En période de grève, liberté de circulation des représentants du personnel et syndicaux peut être limitée en cas d’abus
11 mars 2021
Cass. soc., 10 février 2021, nº 19-14.021
Les représentants du personnel et syndicaux disposent de certaines prérogatives qui leur permettent d’exercer leurs attributions.
Parmi elles, se trouve la liberté de circuler dans l’entreprise, et d’y prendre tous contacts nécessaires à l’accomplissement de leur mission, qui leur est garanti par l’article L. 2315-14 du Code du travail, sous réserve de ne pas apporter de gêne importante à l’accomplissement du travail des salariés.
La Cour de cassation a depuis longtemps reconnu que cette liberté de circulation était garantie, même au cours une grève.
Dans un arrêt du 10 février 2021, elle vient toutefois ajouter quelques précisions sur les limites qui peuvent être édictées par l’employeur à l’exercice de cette liberté.
Les faits soumis à l’examen de la Cour sont les suivants.
Les salariés d’une société prestataire, auquel un hôtel sous-traite le nettoyage des chambres, se mettent en grève.
Durant celle-ci, les représentants du personnel décident d’envahir l’hôtel en question, y organisent des réunions d’information, distribuent des tracts aux clients, interpellent les salariés non-grévistes, font résonner sifflets et mégaphones dans les couloirs, et entrent de force dans les chambres occupées par des clients.
En réaction, l’employeur a dans un premier temps interdit l’accès à l’hôtel aux grévistes.

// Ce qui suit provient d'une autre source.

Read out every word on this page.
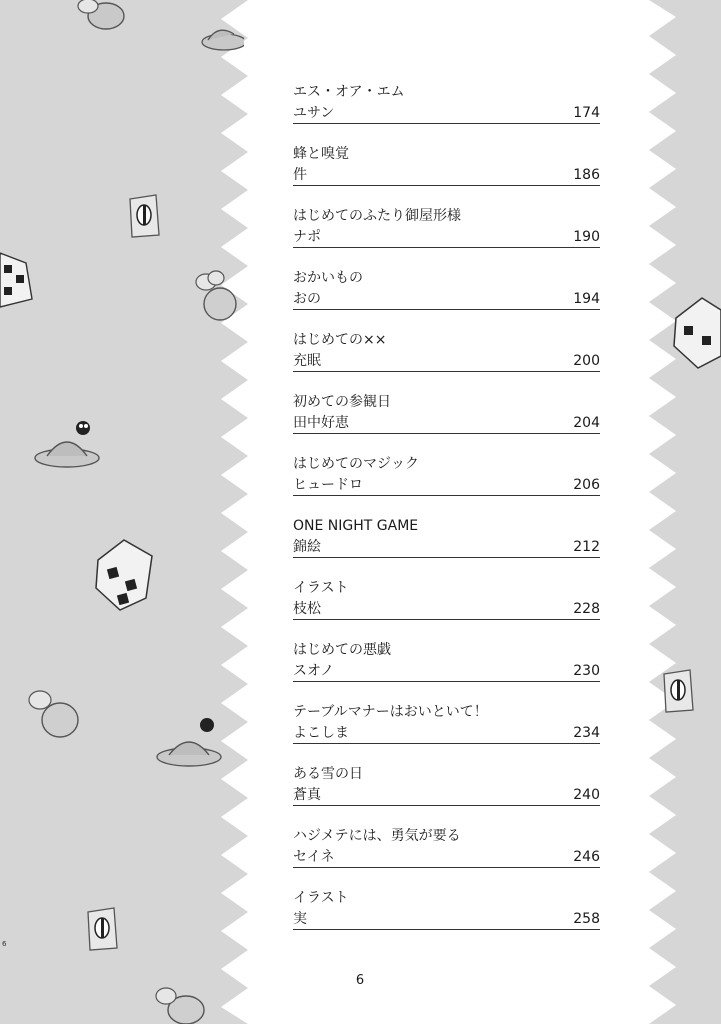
エス・オア・エム
ユサン	174
蜂と嗅覚
件	186
はじめてのふたり御屋形様
ナポ	190
おかいもの
おの	194
はじめての××
充眠	200
初めての参観日
田中好恵	204
はじめてのマジック
ヒュードロ	206
ONE NIGHT GAME
錦絵	212
イラスト
枝松	228
はじめての悪戯
スオノ	230
テーブルマナーはおいといて！
よこしま	234
ある雪の日
蒼真	240
ハジメテには、勇気が要る
セイネ	246
イラスト
実	258
6
6
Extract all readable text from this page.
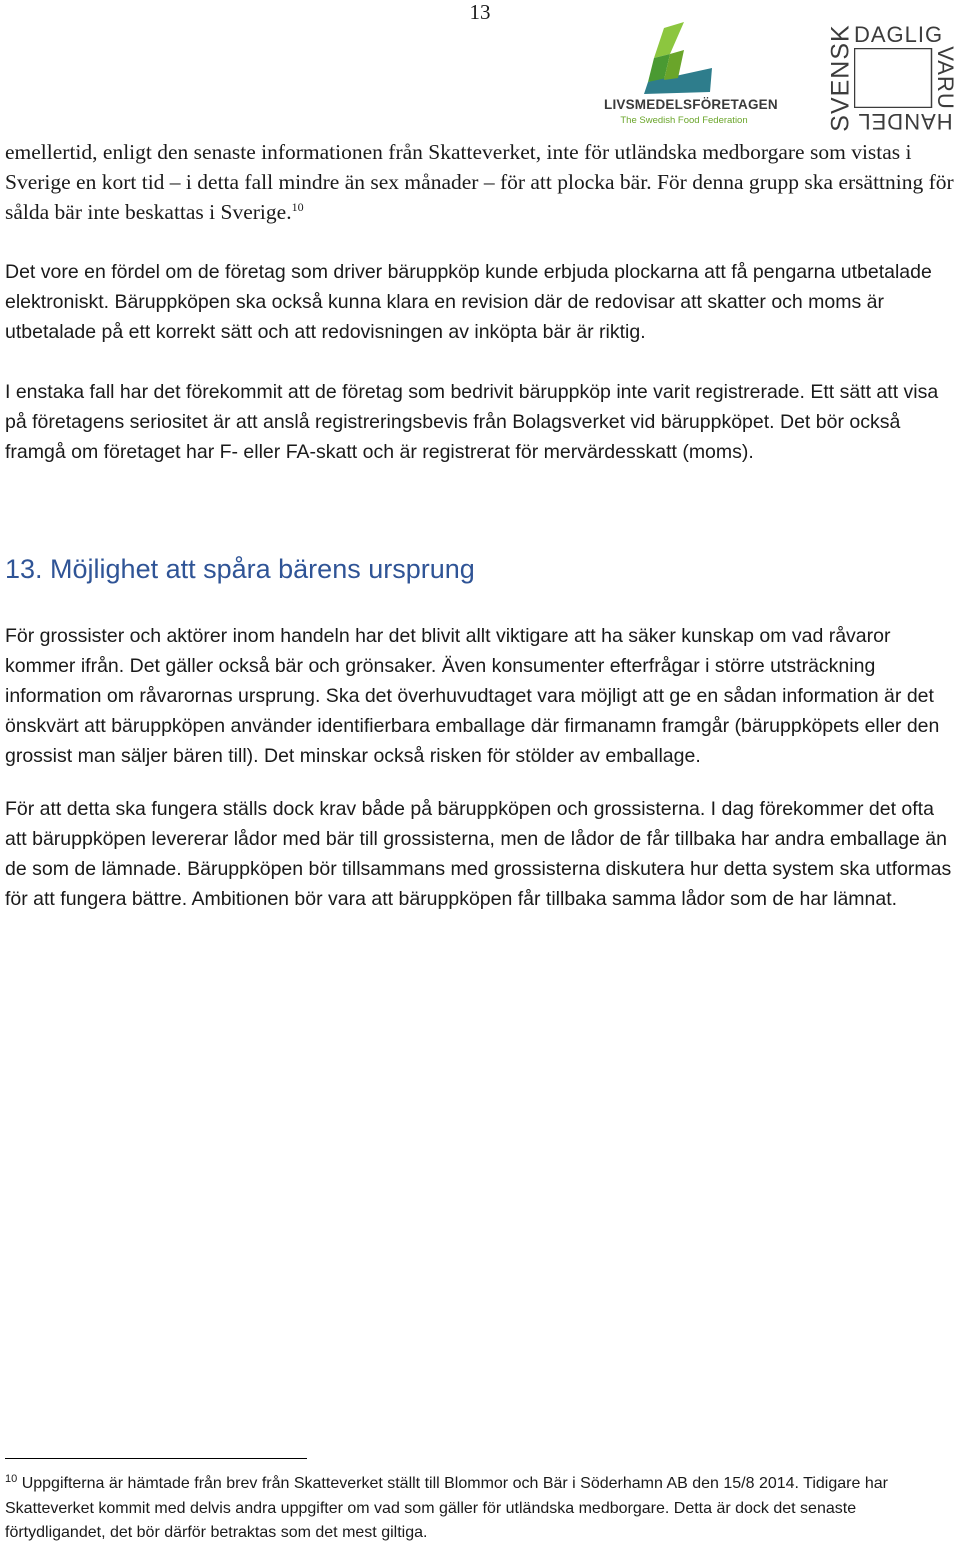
13
LIVSMEDELSFÖRETAGEN
The Swedish Food Federation	SVENSK DAGLIG
VARU
HANDEL

emellertid, enligt den senaste informationen från Skatteverket, inte för utländska medborgare som vistas i Sverige en kort tid – i detta fall mindre än sex månader – för att plocka bär. För denna grupp ska ersättning för sålda bär inte beskattas i Sverige.$^{10}$

Det vore en fördel om de företag som driver bäruppköp kunde erbjuda plockarna att få pengarna utbetalade elektroniskt. Bäruppköpen ska också kunna klara en revision där de redovisar att skatter och moms är utbetalade på ett korrekt sätt och att redovisningen av inköpta bär är riktig.

I enstaka fall har det förekommit att de företag som bedrivit bäruppköp inte varit registrerade. Ett sätt att visa på företagens seriositet är att anslå registreringsbevis från Bolagsverket vid bäruppköpet. Det bör också framgå om företaget har F- eller FA-skatt och är registrerat för mervärdesskatt (moms).

13. Möjlighet att spåra bärens ursprung

För grossister och aktörer inom handeln har det blivit allt viktigare att ha säker kunskap om vad råvaror kommer ifrån. Det gäller också bär och grönsaker. Även konsumenter efterfrågar i större utsträckning information om råvarornas ursprung. Ska det överhuvudtaget vara möjligt att ge en sådan information är det önskvärt att bäruppköpen använder identifierbara emballage där firmanamn framgår (bäruppköpets eller den grossist man säljer bären till). Det minskar också risken för stölder av emballage.

För att detta ska fungera ställs dock krav både på bäruppköpen och grossisterna. I dag förekommer det ofta att bäruppköpen levererar lådor med bär till grossisterna, men de lådor de får tillbaka har andra emballage än de som de lämnade. Bäruppköpen bör tillsammans med grossisterna diskutera hur detta system ska utformas för att fungera bättre. Ambitionen bör vara att bäruppköpen får tillbaka samma lådor som de har lämnat.

$^{10}$ Uppgifterna är hämtade från brev från Skatteverket ställt till Blommor och Bär i Söderhamn AB den 15/8 2014. Tidigare har Skatteverket kommit med delvis andra uppgifter om vad som gäller för utländska medborgare. Detta är dock det senaste förtydligandet, det bör därför betraktas som det mest giltiga.
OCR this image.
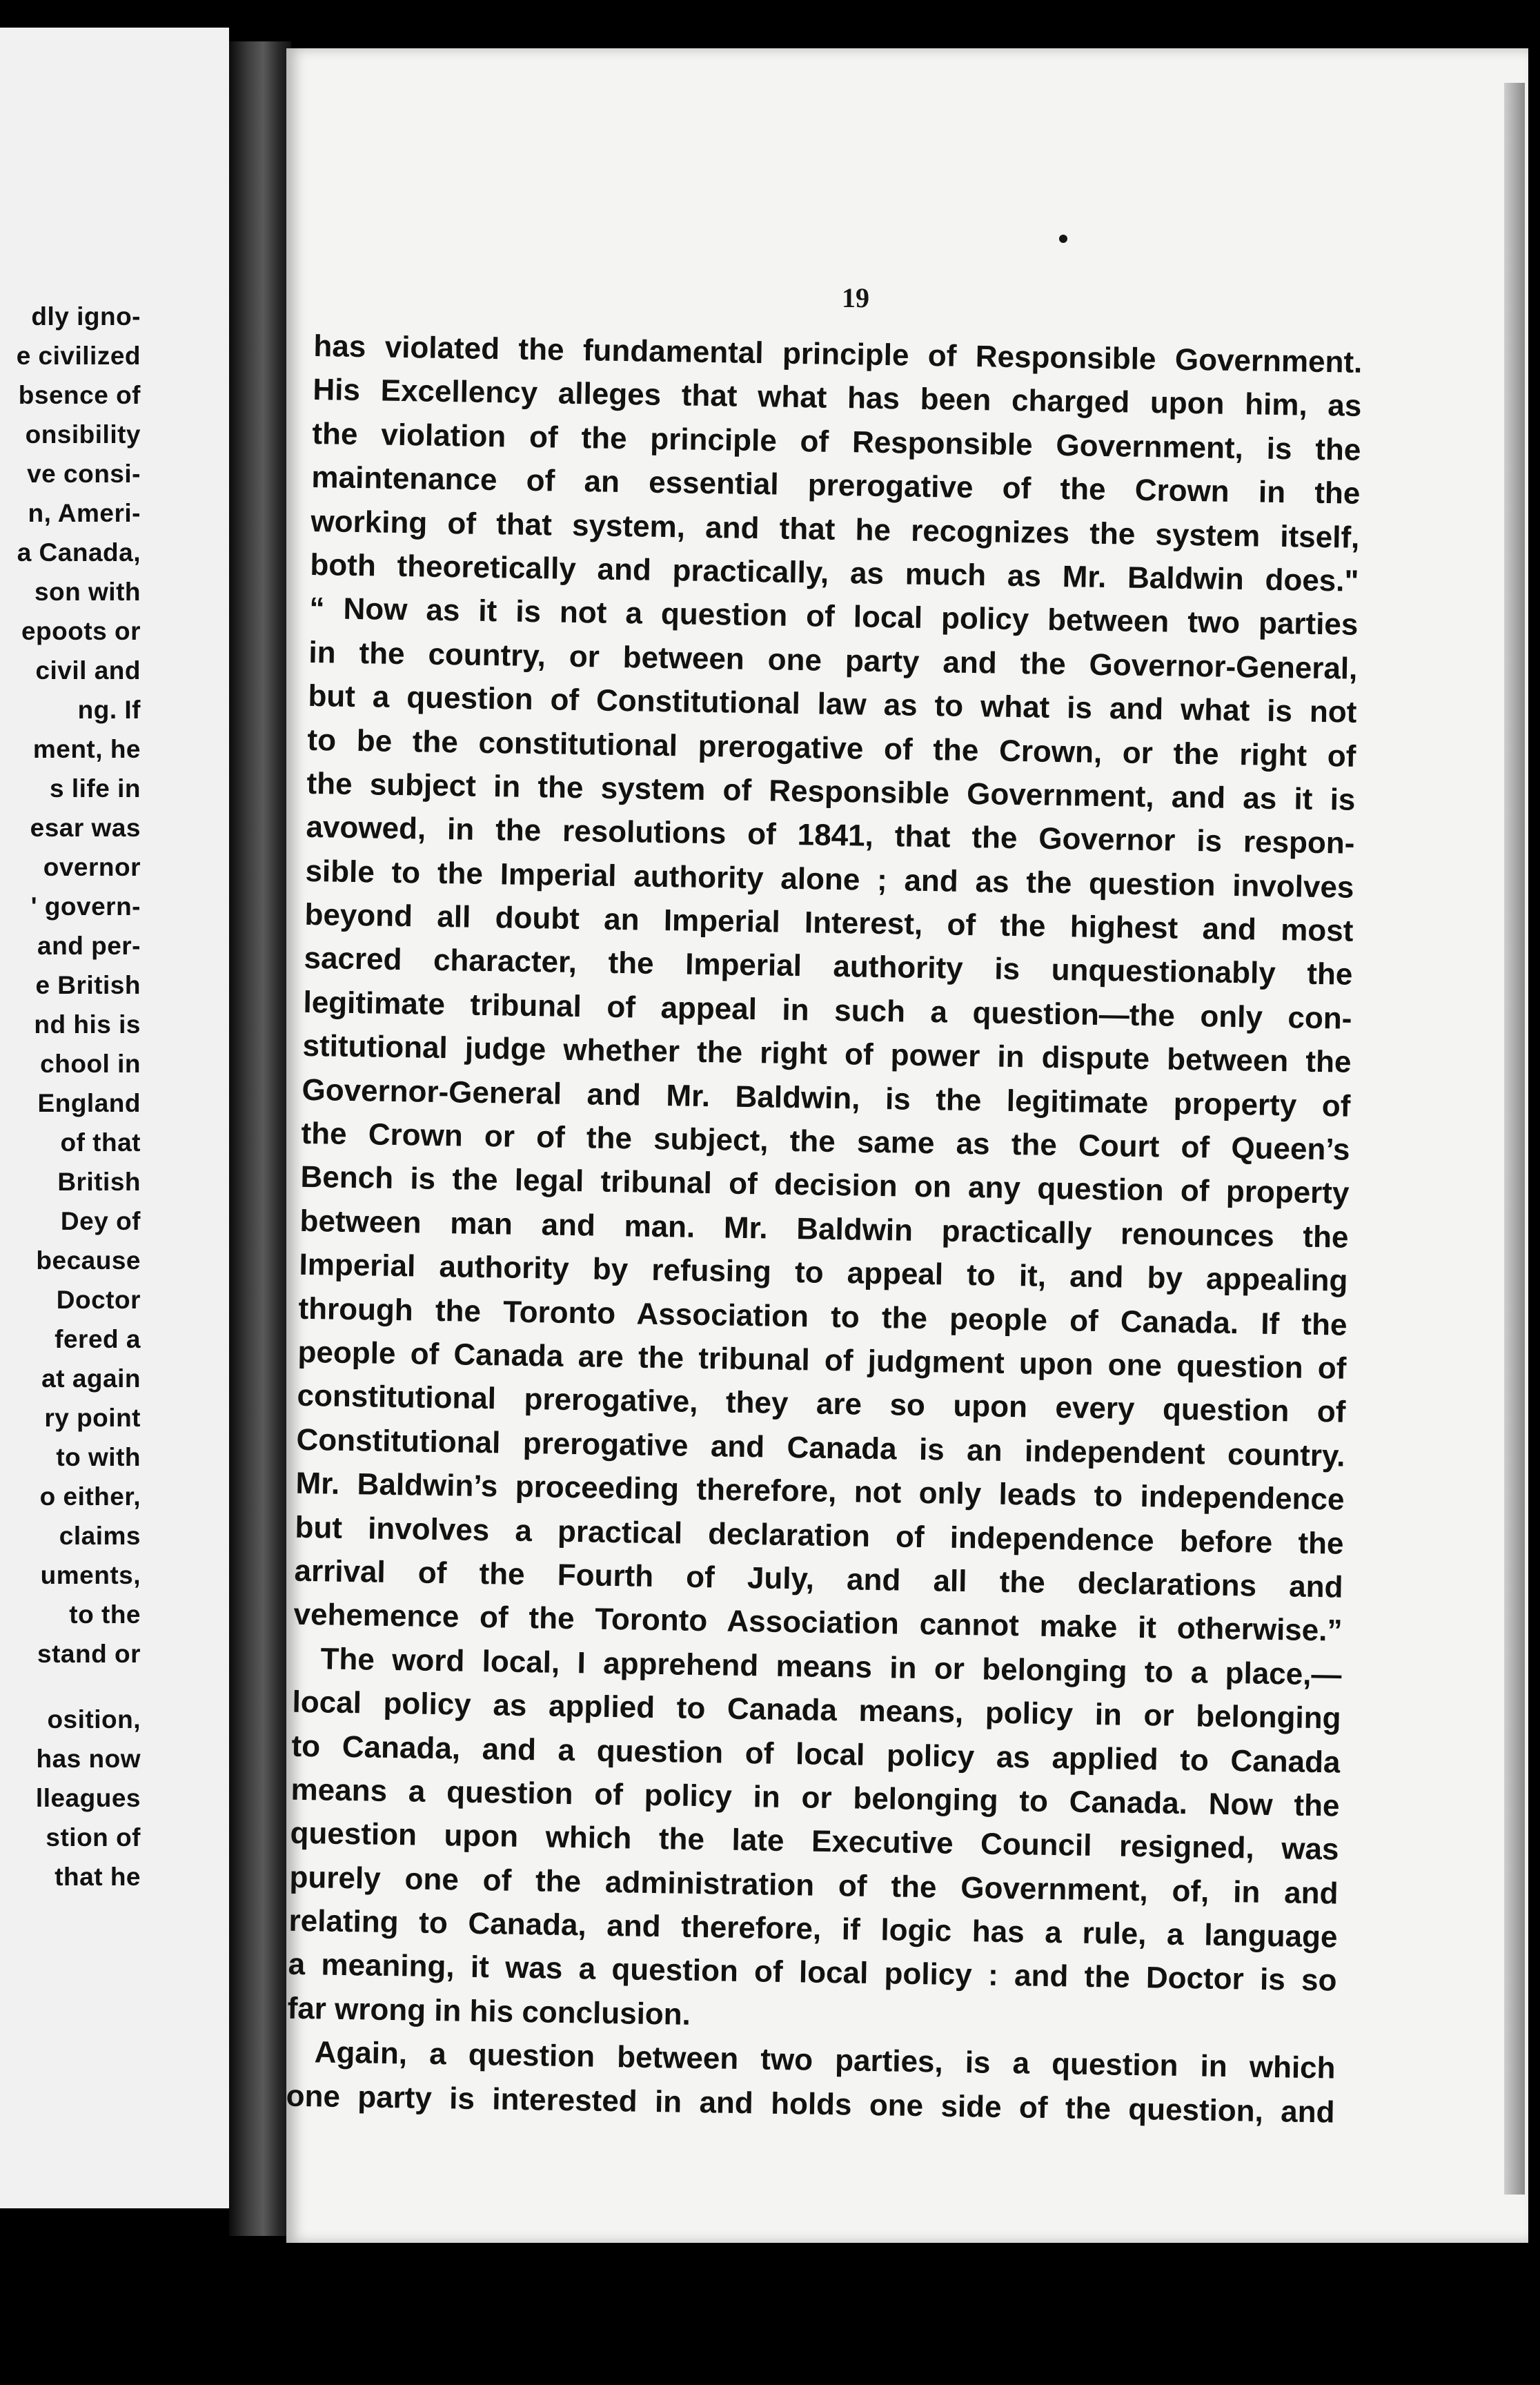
dly igno-
e civilized
bsence of
onsibility
ve consi-
n, Ameri-
a Canada,
son with
epoots or
civil and
ng. If
ment, he
s life in
esar was
overnor
' govern-
and per-
e British
nd his is
chool in
England
of that
British
Dey of
because
Doctor
fered a
at again
ry point
to with
o either,
claims
uments,
to the
stand or
osition,
has now
lleagues
stion of
that he
19
has violated the fundamental principle of Responsible Government.
His Excellency alleges that what has been charged upon him, as
the violation of the principle of Responsible Government, is the
maintenance of an essential prerogative of the Crown in the
working of that system, and that he recognizes the system itself,
both theoretically and practically, as much as Mr. Baldwin does."
“ Now as it is not a question of local policy between two parties
in the country, or between one party and the Governor-General,
but a question of Constitutional law as to what is and what is not
to be the constitutional prerogative of the Crown, or the right of
the subject in the system of Responsible Government, and as it is
avowed, in the resolutions of 1841, that the Governor is respon-
sible to the Imperial authority alone ; and as the question involves
beyond all doubt an Imperial Interest, of the highest and most
sacred character, the Imperial authority is unquestionably the
legitimate tribunal of appeal in such a question—the only con-
stitutional judge whether the right of power in dispute between the
Governor-General and Mr. Baldwin, is the legitimate property of
the Crown or of the subject, the same as the Court of Queen’s
Bench is the legal tribunal of decision on any question of property
between man and man. Mr. Baldwin practically renounces the
Imperial authority by refusing to appeal to it, and by appealing
through the Toronto Association to the people of Canada. If the
people of Canada are the tribunal of judgment upon one question of
constitutional prerogative, they are so upon every question of
Constitutional prerogative and Canada is an independent country.
Mr. Baldwin’s proceeding therefore, not only leads to independence
but involves a practical declaration of independence before the
arrival of the Fourth of July, and all the declarations and
vehemence of the Toronto Association cannot make it otherwise.”
The word local, I apprehend means in or belonging to a place,—
local policy as applied to Canada means, policy in or belonging
to Canada, and a question of local policy as applied to Canada
means a question of policy in or belonging to Canada. Now the
question upon which the late Executive Council resigned, was
purely one of the administration of the Government, of, in and
relating to Canada, and therefore, if logic has a rule, a language
a meaning, it was a question of local policy : and the Doctor is so
far wrong in his conclusion.
Again, a question between two parties, is a question in which
one party is interested in and holds one side of the question, and
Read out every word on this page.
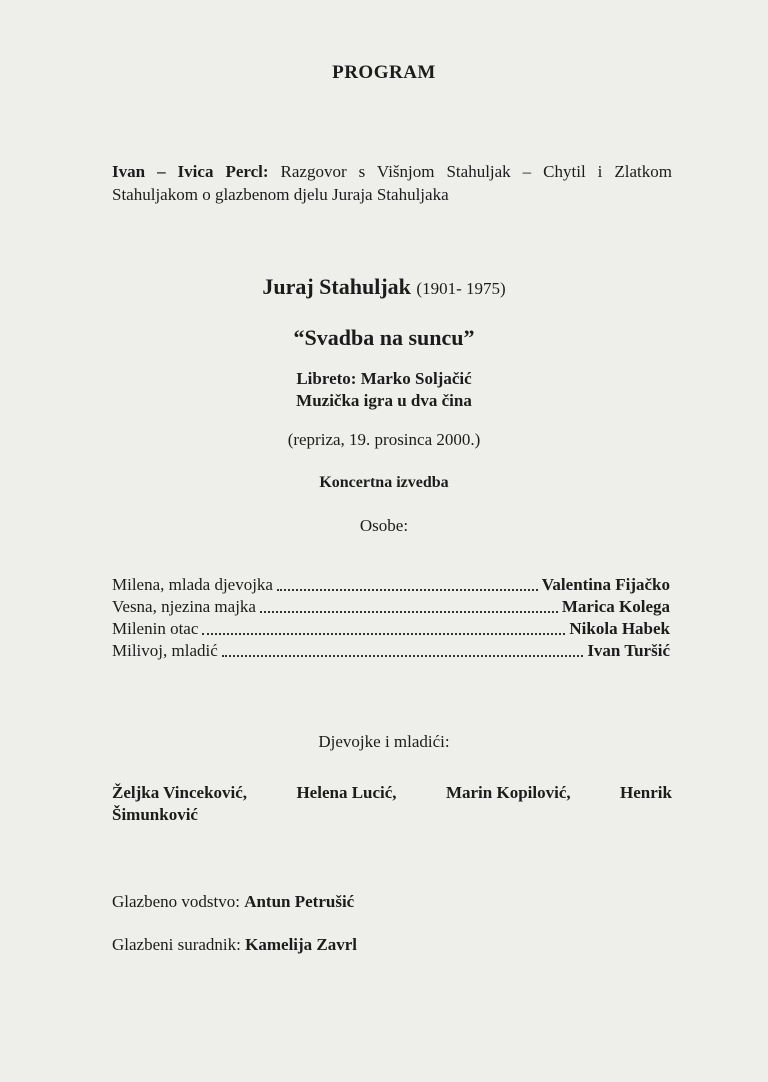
PROGRAM
Ivan – Ivica Percl: Razgovor s Višnjom Stahuljak – Chytil i Zlatkom Stahuljakom o glazbenom djelu Juraja Stahuljaka
Juraj Stahuljak (1901- 1975)
“Svadba na suncu”
Libreto: Marko Soljačić
Muzička igra u dva čina
(repriza, 19. prosinca 2000.)
Koncertna izvedba
Osobe:
Milena, mlada djevojka	Valentina Fijačko
Vesna, njezina majka	Marica Kolega
Milenin otac	Nikola Habek
Milivoj, mladić	Ivan Turšić
Djevojke i mladići:
Željka Vinceković,	Helena Lucić,	Marin Kopilović,	Henrik
Šimunković
Glazbeno vodstvo: Antun Petrušić
Glazbeni suradnik: Kamelija Zavrl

Quelques jours plus tard, une fois le calme revenu, il en subordonne l’accès à la condition notamment de ne pas de détenir de sifflet, chasuble, et il interdit aux grévistes de rentrer dans les chambres.
De manière pour le moins surprenante, tant cette décision de l’employeur semble frappée de bon sens, les élus décident de la contester en justice.
Mal leur en prend. Après avoir relevé le caractère abusif des actions des représentants du personnel et syndicaux, les juges du fond ont considéré que les restrictions apportées par l’employeur étaient justifiées et proportionnées.
La Cour de cassation valide l’analyse de la Cour d’appel.
Elle rappelle en effet que la liberté de circulation dont bénéficient les représentants du personnel s’applique « de la même façon qu’en temps normal », à savoir qu’elle ne doit pas perturber le travail des salariés.
Ensuite, au visa de l’article L. 1121-1 du Code du travail selon lequel « nul ne peut apporter aux droits des personnes et aux libertés individuelles et collectives de restrictions qui ne seraient pas justifiées par la nature de la tâche à accomplir ni proportionnées au but recherché », elle indique que la liberté de circulation, qui est d’ordre public, peut être restreinte par l’employeur « au regard d’impératifs de santé, d’hygiène ou de sécurité, ou en cas d’abus ».
C’est alors à bon droit que l’employeur a imposé ces restrictions, dès lors que l’exercice de la liberté de circulation portait en l’espèce « une gêne anormale au travail des salariés et à la clientèle».
Toutefois, est censuré le chef du dispositif qui valide l’interdiction par l’employeur de l’usage de mégaphone sur la voie publique, tout du moins dans un périmètre de plus de 200 mètres autour de l’hôtel, cela n’entrant pas dans la compétence du juge judiciaire.